Holder: 'We Want to Talk About Fast and Furious... What, the Ninth Time?'

Not a week after being barraged by House Republicans with questions about Fast and Furious and Florida voter registration, Attorney General Eric Holder faced a smaller number of Republicans at the Senate Judiciary Committee's oversight hearing today.

But the Democratic majority didn't mean that Holder could sit back and relax. On the panel sits Ranking Member Chuck Grassley (R-Iowa), who first began needling the feds about the infamous gun-walking operation in January 2011, a month after the slaying of Border Patrol Agent Brian Terry.

Holder also received a resignation demand from Sen. John Cornyn (R-Texas), something that didn't escape the angriest of lawmakers' lips at the House Judiciary Committee.

Though the attorney general had an ally wielding the gavel.

"When Attorney General Holder took over more than three years ago, he inherited a department that many felt had lost its way and its focus on these core missions. His leadership has helped restore the department," gushed Chairman Pat Leahy (D-Vt.).
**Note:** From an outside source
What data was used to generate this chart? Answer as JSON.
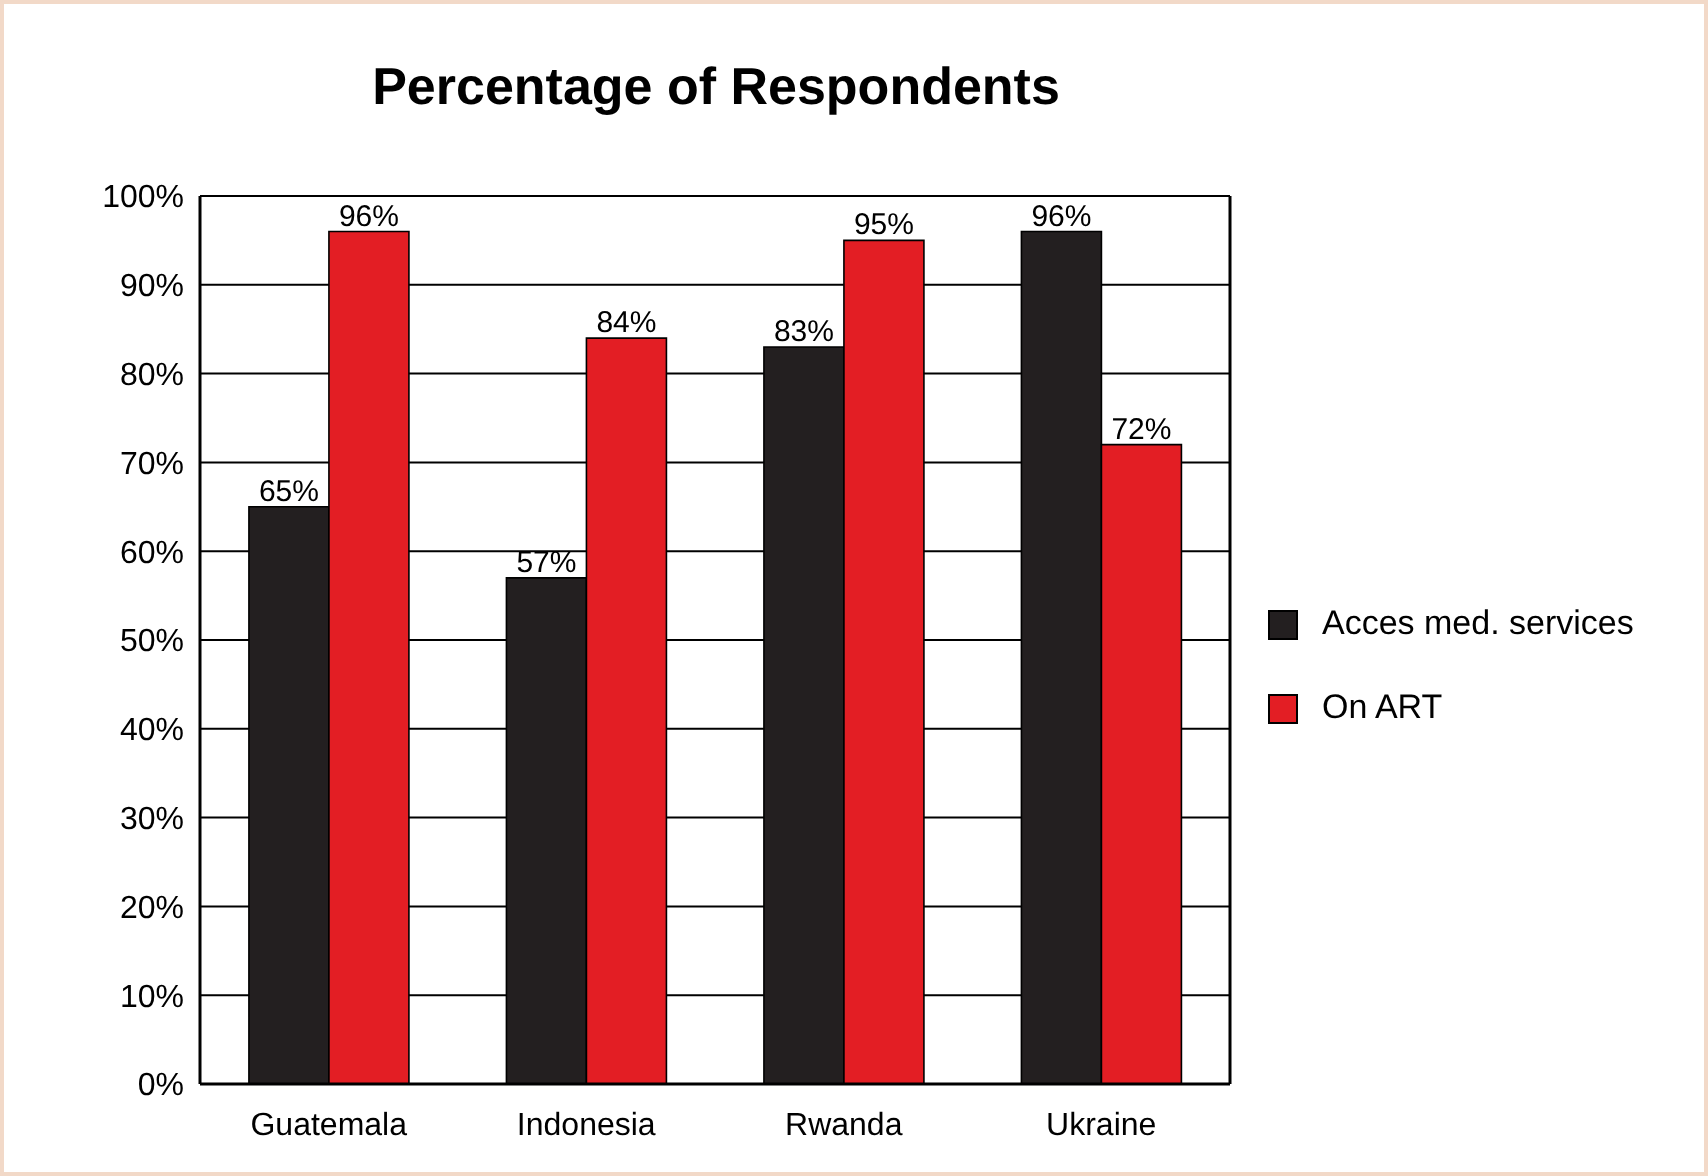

"I also appreciate how under the A.G.'s leadership, the Civil Rights Division has been restored and transformed," Leahy added. "I applaud the department's continued efforts to ensure that Americans don't have their constitutional right to vote taken away by efforts at voter suppression and disenfranchisement. Such barriers recall a dark time in American history and one that we do not want to return to. We will never forget when Americans were attacked by dogs, blasted with water hoses and beaten by mobs simply for attempting to register to vote."
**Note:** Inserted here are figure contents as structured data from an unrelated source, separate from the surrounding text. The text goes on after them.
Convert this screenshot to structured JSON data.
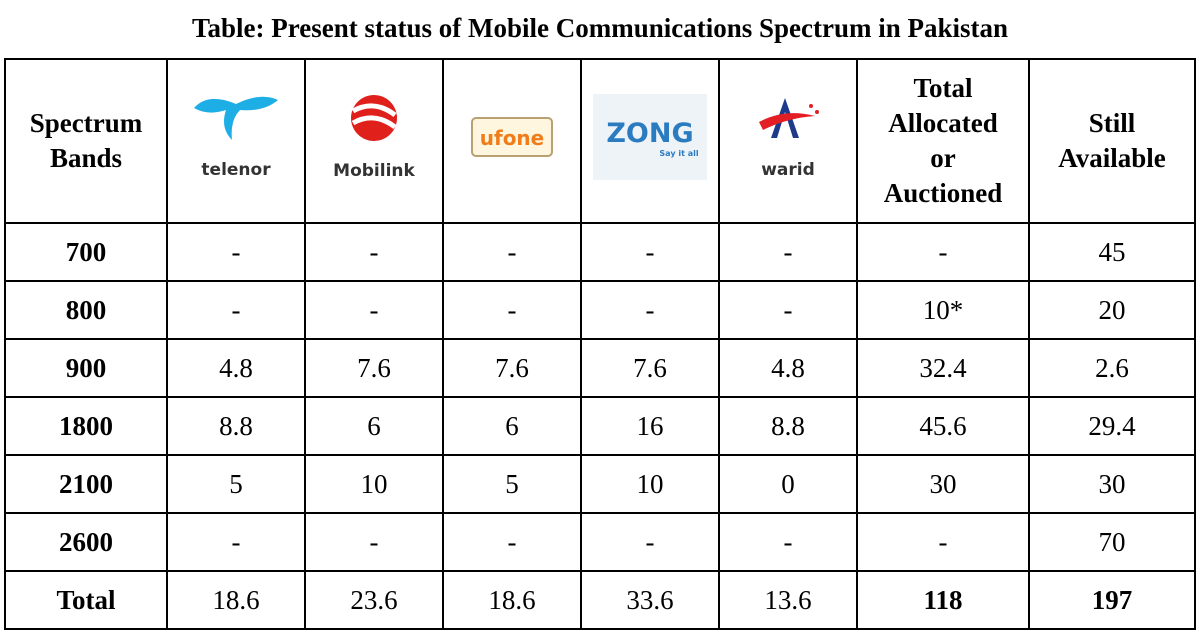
{
  "title": "Table: Present status of Mobile Communications Spectrum in Pakistan",
  "header": {
    "band_label_1": "Spectrum",
    "band_label_2": "Bands",
    "operators": [
      "telenor",
      "Mobilink",
      "ufone",
      "ZONG",
      "warid"
    ],
    "zong_tagline": "Say it all",
    "total_label_1": "Total",
    "total_label_2": "Allocated",
    "total_label_3": "or",
    "total_label_4": "Auctioned",
    "still_label_1": "Still",
    "still_label_2": "Available"
  },
  "rows": [
    {
      "band": "700",
      "telenor": "-",
      "mobilink": "-",
      "ufone": "-",
      "zong": "-",
      "warid": "-",
      "total": "-",
      "available": "45"
    },
    {
      "band": "800",
      "telenor": "-",
      "mobilink": "-",
      "ufone": "-",
      "zong": "-",
      "warid": "-",
      "total": "10*",
      "available": "20"
    },
    {
      "band": "900",
      "telenor": "4.8",
      "mobilink": "7.6",
      "ufone": "7.6",
      "zong": "7.6",
      "warid": "4.8",
      "total": "32.4",
      "available": "2.6"
    },
    {
      "band": "1800",
      "telenor": "8.8",
      "mobilink": "6",
      "ufone": "6",
      "zong": "16",
      "warid": "8.8",
      "total": "45.6",
      "available": "29.4"
    },
    {
      "band": "2100",
      "telenor": "5",
      "mobilink": "10",
      "ufone": "5",
      "zong": "10",
      "warid": "0",
      "total": "30",
      "available": "30"
    },
    {
      "band": "2600",
      "telenor": "-",
      "mobilink": "-",
      "ufone": "-",
      "zong": "-",
      "warid": "-",
      "total": "-",
      "available": "70"
    },
    {
      "band": "Total",
      "telenor": "18.6",
      "mobilink": "23.6",
      "ufone": "18.6",
      "zong": "33.6",
      "warid": "13.6",
      "total": "118",
      "available": "197"
    }
  ],
  "colors": {
    "telenor_blue": "#1eaee6",
    "mobilink_red": "#e0201b",
    "ufone_orange": "#f07d1a",
    "ufone_green": "#8dc63f",
    "zong_blue": "#2b7bc1",
    "warid_red": "#e31e24",
    "warid_blue": "#1e3a8a"
  }
}
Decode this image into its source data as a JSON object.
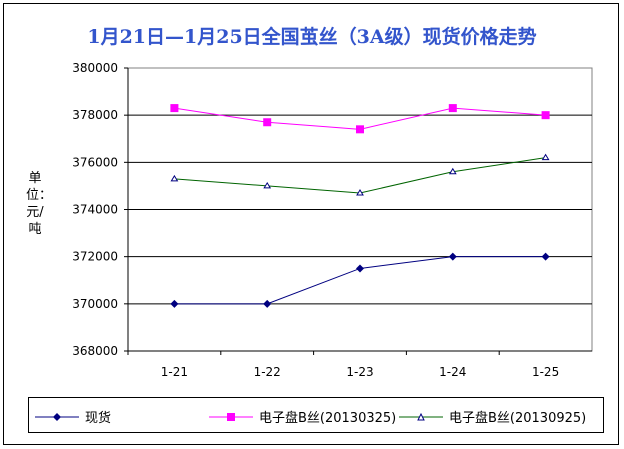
{
  "chart_data": {
    "type": "line",
    "title": "1月21日—1月25日全国茧丝（3A级）现货价格走势",
    "ylabel": "单位：元/吨",
    "categories": [
      "1-21",
      "1-22",
      "1-23",
      "1-24",
      "1-25"
    ],
    "ylim": [
      368000,
      380000
    ],
    "yticks": [
      "368000",
      "370000",
      "372000",
      "374000",
      "376000",
      "378000",
      "380000"
    ],
    "grid": "horizontal",
    "legend": "bottom",
    "series": [
      {
        "name": "现货",
        "values": [
          370000,
          370000,
          371500,
          372000,
          372000
        ],
        "color": "#000080",
        "marker": "diamond"
      },
      {
        "name": "电子盘B丝(20130325)",
        "values": [
          378300,
          377700,
          377400,
          378300,
          378000
        ],
        "color": "#ff00ff",
        "marker": "square"
      },
      {
        "name": "电子盘B丝(20130925)",
        "values": [
          375300,
          375000,
          374700,
          375600,
          376200
        ],
        "color": "#006400",
        "marker": "triangle"
      }
    ]
  }
}
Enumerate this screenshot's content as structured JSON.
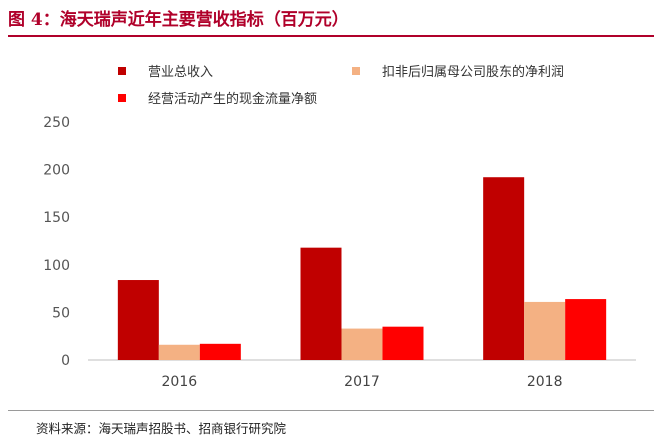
{
  "figure": {
    "title": "图 4：海天瑞声近年主要营收指标（百万元）",
    "source": "资料来源：海天瑞声招股书、招商银行研究院"
  },
  "chart_data": {
    "type": "bar",
    "title": "图 4：海天瑞声近年主要营收指标（百万元）",
    "xlabel": "",
    "ylabel": "",
    "categories": [
      "2016",
      "2017",
      "2018"
    ],
    "ylim": [
      0,
      250
    ],
    "yticks": [
      0,
      50,
      100,
      150,
      200,
      250
    ],
    "grid": false,
    "legend_position": "top",
    "series": [
      {
        "name": "营业总收入",
        "color": "#c00000",
        "values": [
          84,
          118,
          192
        ]
      },
      {
        "name": "扣非后归属母公司股东的净利润",
        "color": "#f4b183",
        "values": [
          16,
          33,
          61
        ]
      },
      {
        "name": "经营活动产生的现金流量净额",
        "color": "#ff0000",
        "values": [
          17,
          35,
          64
        ]
      }
    ]
  }
}
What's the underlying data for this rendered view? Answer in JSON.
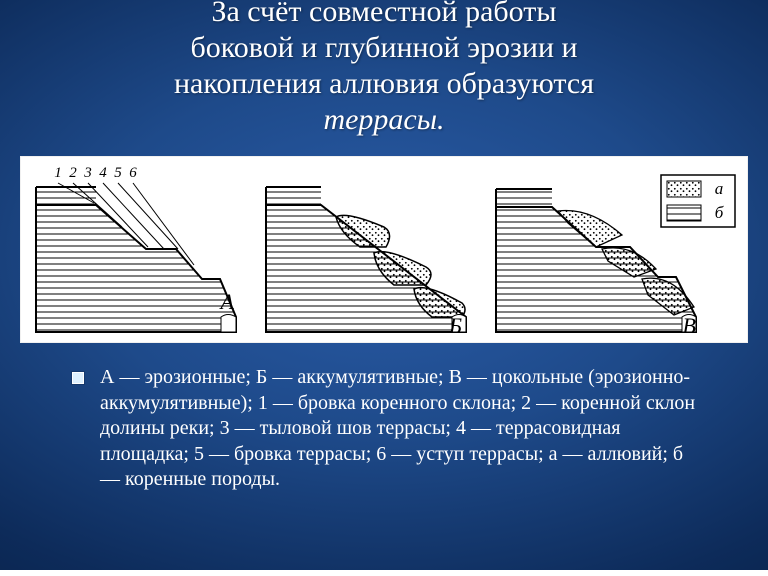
{
  "title": {
    "line1": "За счёт совместной работы",
    "line2": "боковой и глубинной эрозии и",
    "line3": "накопления аллювия образуются",
    "italic": "террасы."
  },
  "figure": {
    "background": "#ffffff",
    "stroke": "#000000",
    "hatch_gap": 6,
    "dot_gap": 6,
    "panels": {
      "A": {
        "letter": "А",
        "labels": [
          "1",
          "2",
          "3",
          "4",
          "5",
          "6"
        ]
      },
      "B": {
        "letter": "Б"
      },
      "C": {
        "letter": "В"
      }
    },
    "legend": {
      "a": "а",
      "b": "б"
    }
  },
  "caption": {
    "text": "А — эрозионные; Б — аккумулятивные; В — цокольные (эрозионно-аккумулятивные); 1 — бровка коренного склона; 2 — коренной склон долины реки; 3 — тыловой шов террасы; 4 — террасовидная площадка; 5 — бровка террасы; 6 — уступ террасы; а — аллювий; б — коренные породы."
  },
  "colors": {
    "title": "#ffffff",
    "caption": "#ffffff",
    "bullet_fill": "#dff1ff"
  }
}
Grassley dove right into the Fast and Furious questions, saying that the 7,000 pages of documents produced by the Justice Department in comparison to the 140,000 pages gathered for internal review was "just a spit in the ocean."

"This constant stonewalling is why the House committee is forced to move forward with contempt proceedings," Grassley said of next week's Oversight and Government Reform Committee action.
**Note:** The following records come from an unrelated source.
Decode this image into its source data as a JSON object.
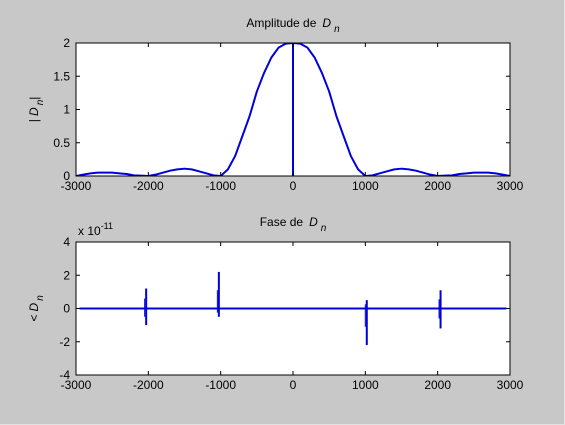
{
  "figure": {
    "background": "#c8c8c8",
    "axes_background": "#ffffff",
    "line_color": "#0000dd"
  },
  "chart_data": [
    {
      "type": "line",
      "title": "Amplitude de",
      "title_symbol": "D",
      "title_sub": "n",
      "ylabel": "| D",
      "ylabel_sub": "n",
      "ylabel_end": "|",
      "xlim": [
        -3000,
        3000
      ],
      "ylim": [
        0,
        2
      ],
      "xticks": [
        -3000,
        -2000,
        -1000,
        0,
        1000,
        2000,
        3000
      ],
      "xtick_labels": [
        "-3000",
        "-2000",
        "-1000",
        "0",
        "1000",
        "2000",
        "3000"
      ],
      "yticks": [
        0,
        0.5,
        1,
        1.5,
        2
      ],
      "ytick_labels": [
        "0",
        "0.5",
        "1",
        "1.5",
        "2"
      ],
      "grid": false,
      "series": [
        {
          "description": "sampled sinc magnitude",
          "x": [
            -3000,
            -2900,
            -2800,
            -2700,
            -2600,
            -2500,
            -2400,
            -2300,
            -2200,
            -2100,
            -2000,
            -1900,
            -1800,
            -1700,
            -1600,
            -1500,
            -1400,
            -1300,
            -1200,
            -1100,
            -1000,
            -900,
            -800,
            -700,
            -600,
            -500,
            -400,
            -300,
            -200,
            -100,
            0,
            100,
            200,
            300,
            400,
            500,
            600,
            700,
            800,
            900,
            1000,
            1100,
            1200,
            1300,
            1400,
            1500,
            1600,
            1700,
            1800,
            1900,
            2000,
            2100,
            2200,
            2300,
            2400,
            2500,
            2600,
            2700,
            2800,
            2900,
            3000
          ],
          "y": [
            0,
            0.02,
            0.04,
            0.05,
            0.05,
            0.05,
            0.04,
            0.03,
            0.01,
            0.005,
            0,
            0.02,
            0.05,
            0.08,
            0.1,
            0.11,
            0.1,
            0.07,
            0.04,
            0.01,
            0,
            0.1,
            0.3,
            0.6,
            0.9,
            1.27,
            1.55,
            1.78,
            1.93,
            1.99,
            2,
            1.99,
            1.93,
            1.78,
            1.55,
            1.27,
            0.9,
            0.6,
            0.3,
            0.1,
            0,
            0.01,
            0.04,
            0.07,
            0.1,
            0.11,
            0.1,
            0.08,
            0.05,
            0.02,
            0,
            0.005,
            0.01,
            0.03,
            0.04,
            0.05,
            0.05,
            0.05,
            0.04,
            0.02,
            0
          ]
        },
        {
          "description": "vertical line at origin",
          "x": [
            0,
            0
          ],
          "y": [
            0,
            2
          ]
        }
      ]
    },
    {
      "type": "line",
      "title": "Fase de",
      "title_symbol": "D",
      "title_sub": "n",
      "ylabel": "< D",
      "ylabel_sub": "n",
      "scale_label": "x 10",
      "scale_exp": "-11",
      "xlim": [
        -3000,
        3000
      ],
      "ylim": [
        -4,
        4
      ],
      "xticks": [
        -3000,
        -2000,
        -1000,
        0,
        1000,
        2000,
        3000
      ],
      "xtick_labels": [
        "-3000",
        "-2000",
        "-1000",
        "0",
        "1000",
        "2000",
        "3000"
      ],
      "yticks": [
        -4,
        -2,
        0,
        2,
        4
      ],
      "ytick_labels": [
        "-4",
        "-2",
        "0",
        "2",
        "4"
      ],
      "grid": false,
      "series": [
        {
          "description": "phase (near zero)",
          "x": [
            -2950,
            2950
          ],
          "y": [
            0,
            0
          ]
        }
      ],
      "spikes": [
        {
          "x": -2030,
          "ymin": -1.0,
          "ymax": 1.2
        },
        {
          "x": -1025,
          "ymin": -0.5,
          "ymax": 2.2
        },
        {
          "x": 1020,
          "ymin": -2.2,
          "ymax": 0.5
        },
        {
          "x": 2040,
          "ymin": -1.2,
          "ymax": 1.1
        }
      ]
    }
  ]
}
When questioned about what privilege he was summoning to withhold key documents, Holder told Grassley that his department has "reached out" to Oversight Chairman Darrell Issa (R-Calif.) "to try to work our way through these issues."

"I am prepared to make compromises with regard to the documents that can be made available," the attorney general said, calling it "an attempt to avoid a constitutional crisis."

"But I've got to have a willing partner," Holder added. "I've extended my hand and I'm waiting to hear back."

Grassley noted that he asked Holder four months ago to seek permission from the court to make the wiretap applications, a focus of last week's House hearing, available to the public. "Will you seek the court's permission to release the affidavits so people can read them and decide for themselves what they mean?" the senator asked. "And if there's any problems with something sensitive, couldn't a judge make an independent decision to remove any truly sensitive information before release?"

"Well, that would be a truly extraordinary act," Holder responded. "…But, as I said, I am willing to consider that as a possibility to try to avoid what I think is an impending constitutional crisis."

Switching gears to the investigation of intelligence leaks, which some have alleged likely have deep roots within the Obama administration, Grassley questioned the impartiality of the investigation to be conducted by two U.S. attorneys appointed by Holder. "Why did you assign political appointees as opposed to career prosecutors in this investigation?" he asked.

"Well, the people who have to lead these investigations have to be, I think, sufficiently high in the department to be able to command career people, to be able to interact with the investigative agencies," Holder said.

Sen. Jon Kyl (R-Ariz.) noted that the reporting in question cited "participants in situation room meetings," which should simplify the investigation. "That boils it down to a very small and very specific group of people, all of whom by definition work directly with the president," Kyl said.

"We have tried more leak cases -- brought more leak cases -- more leak cases during the course of this administration than any other administration," Holder said. "I was getting hammered by the left for that only two weeks ago, and now I'm getting hammered by the right for potentially not going after leaks."

He told Kyl that the two U.S. attorneys have the "moxie" to investigate the leaks.

Sen. Lindsey Graham (R-S.C.) asked Holder how serious he would rate the leaks on a scale of one to 10.

"I think they are extremely serious," the attorney general said.

"Would it be 10, nine, eight, seven?" Graham pressed.